- Born: Arturo Cavero Velásquez 29 November 1940
- Died: 9 October 2009 (aged 68) Jesús María, Lima, Peru
- Occupations: Interpreter, teacher
- Musical career
- Also known as: Zambo Cavero
- Genres: Peruvian Music
- Instruments: Vocals, cajón
- Years active: 1969–2009

= Arturo "Zambo" Cavero =

Peruvian singer (1940–2009)

Arturo Cavero Velásquez (29 November 1940 – 9 October 2009), better known by the pseudonym "Zambo Cavero", was a Peruvian singer, representative of Afro-Peruvian identity.

==Biography==
Born in Lima, Peru, he was the son of Juan Cavero, of Huaral, and Digna Velásquez, of Cañete.

His cousin was the musician and composer Pepe Villalobos.

His particular singing style captivated listeners, as his intensity had the feel of Peruvian creole taste.

Zambo Cavero specialised in performing traditional Peruvian waltz.

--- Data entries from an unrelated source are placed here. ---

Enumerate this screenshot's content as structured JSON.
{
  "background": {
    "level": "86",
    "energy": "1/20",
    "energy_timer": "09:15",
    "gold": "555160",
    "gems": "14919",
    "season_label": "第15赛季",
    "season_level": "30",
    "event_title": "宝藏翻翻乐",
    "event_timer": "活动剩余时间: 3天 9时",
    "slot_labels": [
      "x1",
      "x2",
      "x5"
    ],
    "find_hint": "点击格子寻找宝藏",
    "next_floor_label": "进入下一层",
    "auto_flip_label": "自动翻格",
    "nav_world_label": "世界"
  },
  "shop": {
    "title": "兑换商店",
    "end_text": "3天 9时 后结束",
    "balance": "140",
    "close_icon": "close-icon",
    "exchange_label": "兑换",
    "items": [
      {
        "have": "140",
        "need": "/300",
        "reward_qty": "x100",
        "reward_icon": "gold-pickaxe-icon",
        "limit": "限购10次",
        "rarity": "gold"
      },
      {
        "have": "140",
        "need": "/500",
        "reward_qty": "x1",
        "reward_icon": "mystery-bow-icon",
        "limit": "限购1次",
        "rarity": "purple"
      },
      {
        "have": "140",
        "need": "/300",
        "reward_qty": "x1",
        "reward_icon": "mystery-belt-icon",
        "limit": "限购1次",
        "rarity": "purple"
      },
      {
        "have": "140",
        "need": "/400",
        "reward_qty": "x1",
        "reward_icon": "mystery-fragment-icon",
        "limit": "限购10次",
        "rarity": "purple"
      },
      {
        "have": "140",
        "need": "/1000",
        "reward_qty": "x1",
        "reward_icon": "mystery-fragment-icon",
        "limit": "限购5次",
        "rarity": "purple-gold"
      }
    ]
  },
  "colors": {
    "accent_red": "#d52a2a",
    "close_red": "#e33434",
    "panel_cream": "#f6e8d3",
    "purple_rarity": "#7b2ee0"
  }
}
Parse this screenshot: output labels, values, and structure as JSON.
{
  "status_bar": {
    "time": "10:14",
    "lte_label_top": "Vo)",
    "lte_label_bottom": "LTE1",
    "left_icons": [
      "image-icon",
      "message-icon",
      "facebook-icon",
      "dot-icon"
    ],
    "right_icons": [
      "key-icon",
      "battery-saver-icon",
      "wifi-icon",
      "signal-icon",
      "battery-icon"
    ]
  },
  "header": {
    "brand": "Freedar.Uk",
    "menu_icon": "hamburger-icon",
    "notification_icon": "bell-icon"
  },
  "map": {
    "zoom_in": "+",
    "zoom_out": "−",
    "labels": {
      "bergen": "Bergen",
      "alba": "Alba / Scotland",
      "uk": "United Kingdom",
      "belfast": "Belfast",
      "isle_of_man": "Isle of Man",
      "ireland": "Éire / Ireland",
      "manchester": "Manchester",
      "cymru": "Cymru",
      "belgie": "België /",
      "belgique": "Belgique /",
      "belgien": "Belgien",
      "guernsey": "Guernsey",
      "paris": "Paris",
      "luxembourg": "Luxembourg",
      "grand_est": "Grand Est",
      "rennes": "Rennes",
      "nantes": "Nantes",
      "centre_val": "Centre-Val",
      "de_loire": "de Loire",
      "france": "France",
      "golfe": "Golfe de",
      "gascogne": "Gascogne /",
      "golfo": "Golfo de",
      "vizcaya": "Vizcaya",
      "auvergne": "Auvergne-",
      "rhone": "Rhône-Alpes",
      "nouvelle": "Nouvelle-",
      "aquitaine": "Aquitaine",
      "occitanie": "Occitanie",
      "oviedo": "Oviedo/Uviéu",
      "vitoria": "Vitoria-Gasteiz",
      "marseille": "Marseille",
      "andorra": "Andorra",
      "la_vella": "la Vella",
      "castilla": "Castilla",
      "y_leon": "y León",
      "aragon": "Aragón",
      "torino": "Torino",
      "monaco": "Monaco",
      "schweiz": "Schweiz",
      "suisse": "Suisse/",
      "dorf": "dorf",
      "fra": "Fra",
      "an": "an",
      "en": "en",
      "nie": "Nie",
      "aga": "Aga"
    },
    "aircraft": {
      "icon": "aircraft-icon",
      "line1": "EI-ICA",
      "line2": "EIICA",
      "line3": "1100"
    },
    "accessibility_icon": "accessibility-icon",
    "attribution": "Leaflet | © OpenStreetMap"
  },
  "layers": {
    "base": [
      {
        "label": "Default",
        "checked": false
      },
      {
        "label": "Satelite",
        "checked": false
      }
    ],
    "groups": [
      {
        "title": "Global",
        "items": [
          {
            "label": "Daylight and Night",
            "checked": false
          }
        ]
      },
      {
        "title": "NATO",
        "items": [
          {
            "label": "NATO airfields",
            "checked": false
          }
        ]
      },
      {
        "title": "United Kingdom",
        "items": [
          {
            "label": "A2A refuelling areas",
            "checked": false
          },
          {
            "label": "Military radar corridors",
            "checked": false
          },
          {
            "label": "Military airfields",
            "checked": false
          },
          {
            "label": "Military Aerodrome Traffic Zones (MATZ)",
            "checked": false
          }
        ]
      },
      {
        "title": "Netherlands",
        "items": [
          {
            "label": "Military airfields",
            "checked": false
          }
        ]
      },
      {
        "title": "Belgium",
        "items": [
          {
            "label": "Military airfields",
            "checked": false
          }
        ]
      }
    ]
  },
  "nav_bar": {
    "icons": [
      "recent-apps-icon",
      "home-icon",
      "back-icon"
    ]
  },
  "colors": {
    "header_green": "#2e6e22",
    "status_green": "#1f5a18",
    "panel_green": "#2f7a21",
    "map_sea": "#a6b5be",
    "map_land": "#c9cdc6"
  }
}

Some of his best performances are songs by Peruvian composers Augusto Polo Campos and Félix Pasache, others are renditions of traditional Peruvian creole music, which is Afro-Peruvian influenced. On 3 June 1987 Cavero, was honoured together with important Peruvian musicians like guitar player Óscar Avilés in Washington, D.C., by the Organization of American States.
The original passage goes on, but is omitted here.